As viga tomando forma, contorcendo, era bloco de escombros com ferro torcido e iiiiiixi, ferro é letal pra gente né? Um toque naquilo e meu corpo pinica de tanto comichão. Tô te falando rapaz, a coisa fica feia quando tem ferro no meio, a gente foge que nem diabo foge da cruz! Me pulei toda, catei meus trem, saí vazada, mas a maldita da pedra! Tava lá tapando minha passagem pra rua dos carros! Das pessoas comuns! A porr... Ahn o trem todo tomando forma de demolição, pronto pra me esmagar, a memória de muita gente infestada ali, zanzando pra lá e pra cá - e vou te falar a verdade, véi, não tenho medo de assombração não, tenho medo de energia ruim de gente viva, que impregna nos treco, lembranças que ficam ali, paradas num lugar só, sonhos quebrados saca? Que rodopiam e não tem mais volta?

É aí camarada que os pesadelos são construídos. 

Lutar contra quimera feita do pesadelo dos outros é tenso, como é vai destruir uma ideia que nem mais está ali? Como faz pra convencer esse povo que as histórias daquele lugar podem ser também felizes? Eu vi flor nascendo de escombros, raiz brotando em sujeira federal, já vi Vida vencer sempre a Muerte, e acredite camarada, Ela sempre ganha mesmo que a Dona se chateie. 

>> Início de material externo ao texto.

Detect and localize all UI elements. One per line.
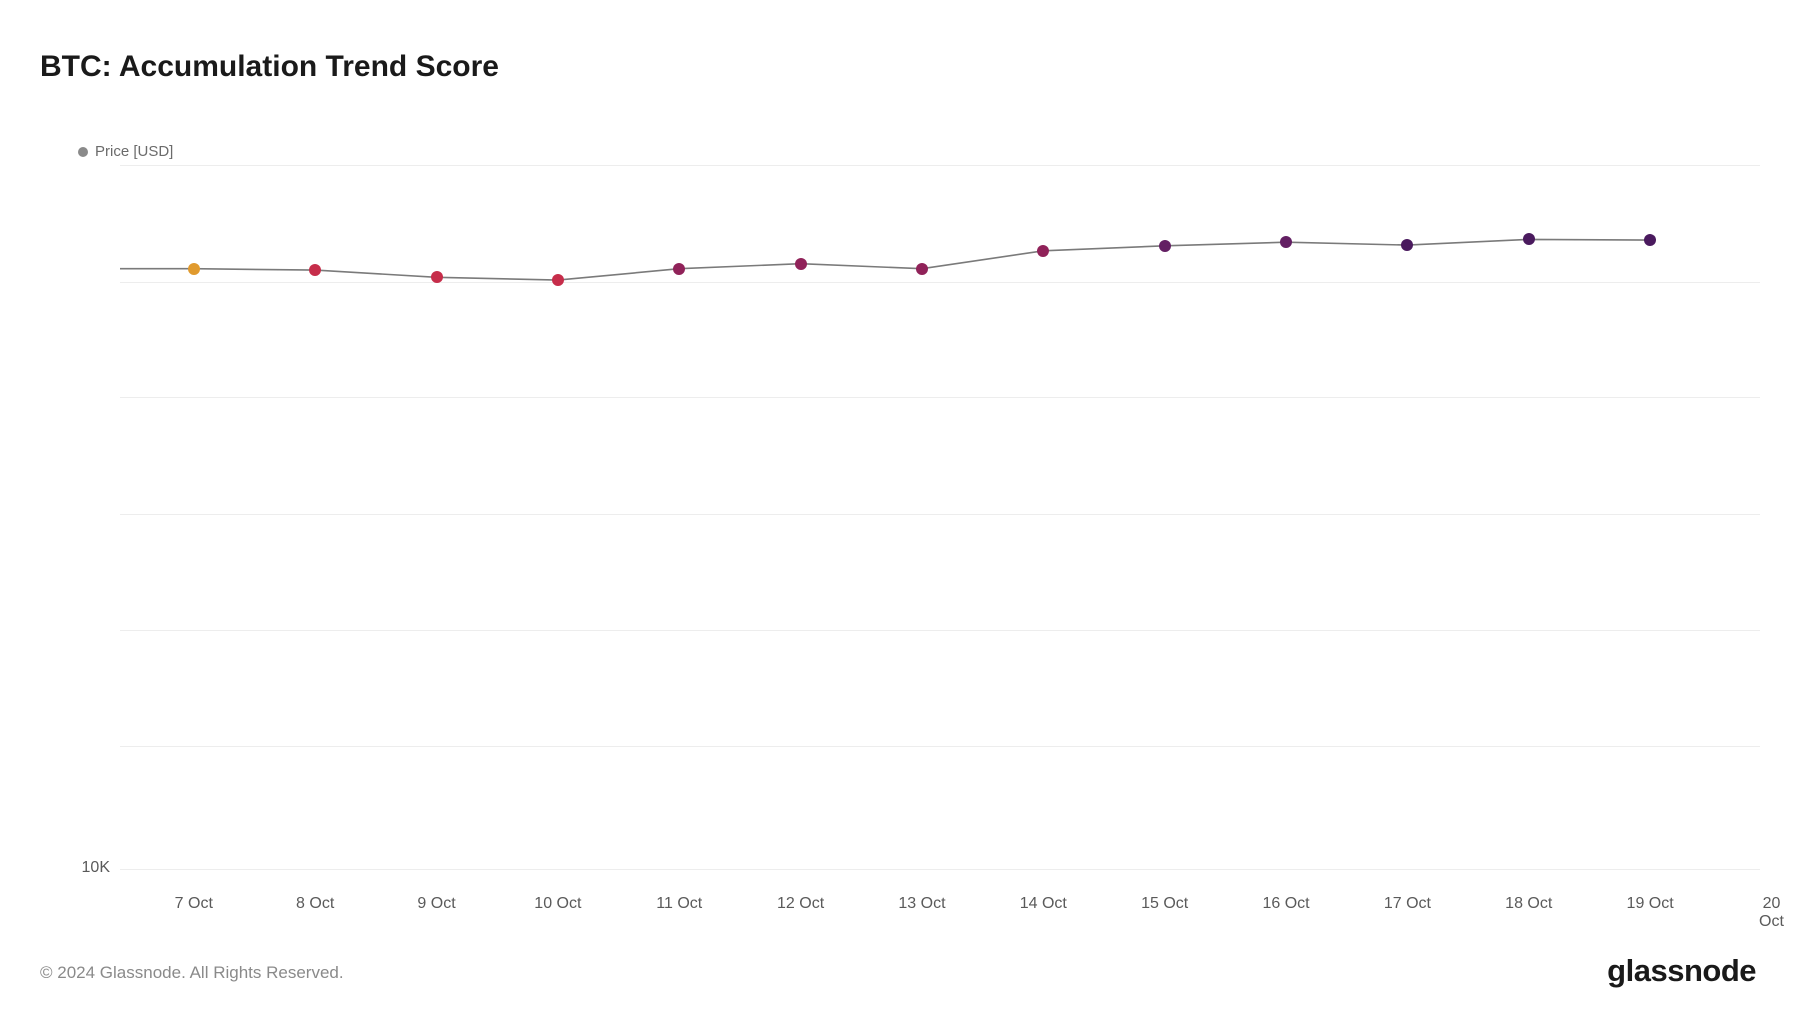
x-axis-label: 9 Oct xyxy=(417,895,455,913)
gridline xyxy=(120,282,1760,283)
data-point xyxy=(916,263,928,275)
gridline xyxy=(120,746,1760,747)
x-axis-label: 15 Oct xyxy=(1141,895,1188,913)
x-axis-label: 12 Oct xyxy=(777,895,824,913)
data-point xyxy=(1280,236,1292,248)
gridline xyxy=(120,397,1760,398)
gridline xyxy=(120,869,1760,870)
copyright-text: © 2024 Glassnode. All Rights Reserved. xyxy=(40,963,344,983)
price-line xyxy=(120,165,1760,880)
data-point xyxy=(431,271,443,283)
data-point xyxy=(1401,239,1413,251)
data-point xyxy=(1523,233,1535,245)
legend-label: Price [USD] xyxy=(95,143,173,160)
x-axis-label: 13 Oct xyxy=(898,895,945,913)
data-point xyxy=(1644,234,1656,246)
chart-title: BTC: Accumulation Trend Score xyxy=(40,50,499,84)
data-point xyxy=(552,274,564,286)
legend-dot-icon xyxy=(78,147,88,157)
x-axis-label: 10 Oct xyxy=(534,895,581,913)
legend: Price [USD] xyxy=(78,143,173,160)
x-axis-label: 19 Oct xyxy=(1627,895,1674,913)
x-axis-label: 11 Oct xyxy=(656,895,702,913)
gridline xyxy=(120,165,1760,166)
data-point xyxy=(188,263,200,275)
data-point xyxy=(1159,240,1171,252)
x-axis-label: 16 Oct xyxy=(1262,895,1309,913)
data-point xyxy=(1037,245,1049,257)
data-point xyxy=(673,263,685,275)
x-axis-label: 14 Oct xyxy=(1020,895,1067,913)
x-axis-label: 18 Oct xyxy=(1505,895,1552,913)
x-axis-label: 17 Oct xyxy=(1384,895,1431,913)
data-point xyxy=(795,258,807,270)
gridline xyxy=(120,514,1760,515)
price-polyline xyxy=(120,239,1650,280)
data-point xyxy=(309,264,321,276)
gridline xyxy=(120,630,1760,631)
brand-logo: glassnode xyxy=(1607,953,1756,989)
x-axis-label: 20 Oct xyxy=(1757,895,1786,931)
y-axis-label: 10K xyxy=(60,859,110,877)
chart-plot-area xyxy=(120,165,1760,880)
x-axis-label: 7 Oct xyxy=(175,895,213,913)
x-axis-label: 8 Oct xyxy=(296,895,334,913)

Foi tenso, muita água, muito medo, muito arranhão, ganhei uns galos, uns roxo nas pernas, isso foi antes do Dança com Espadas me adotar. Era moleca, não sabia como as coisas funcionavam, mas tava lá eu, no meio dos escombros de um prédio fantasma, escapando daquela quimera sei lá do quê. Dei sorte, a pedra lisa maldita deve ter gostado de mim, só pode, encontrei saída, achei a rua detrás, subi morro numa corrida só, peguei a avenidona e no meu rumo segue reto toda vida até chegar na praça da catedral. É lá que a gente renova as força, porque muita gente desde muito tempo deposita sonho bom lá, sacas? Emoção positiva. Eu não sei ainda equilibrar os esquema, não é essa a minha função aqui, eu não sabia disso, foi Dança com Espadas que me contou. 

Tou falando Zé povinho, não alimenta história azeda do passado triste. Aquela pedra maldita escarrada tá lá ainda pra lembrar disso. Os prodígios dizem que a energia de lá é diferente, por mim foi um sossego de bão, até a porr... Ahn o trem ficou ruim com as impressões dos outros. 

Cuma que é? O inferno são os outros
Sei não chefia, sei não... Ainda vou voltar lá, cê vai ver, só pra sentir o lugar, sacas? Sentir as vibe de lá, tem algo muito estranho ali e não sei se foi a montanha que espirrou esse julgamento, mas tem muito sofrimento de quem sobreviveu, isso mata qualquer feérico que tenta ajudar. Porque é assim que nasce os pesadelos, quando os sonhos quebrados das pessoas são lembrados de novo. 

Ah como sobrevivi? 
Sei lá mermão, dei o fora rápido mesmo, não tinha como dar conta daquilo. 
Era um treco enorme! 

 - Cê contou só parte da história... 
 - Sei de nada não, chuchu... 
 - Você não me engana, Filha dos Ventos. Dança-com-Espadas contou uma história diferente... 
 - Isso porque ele não tava lá, né? Muito fácil.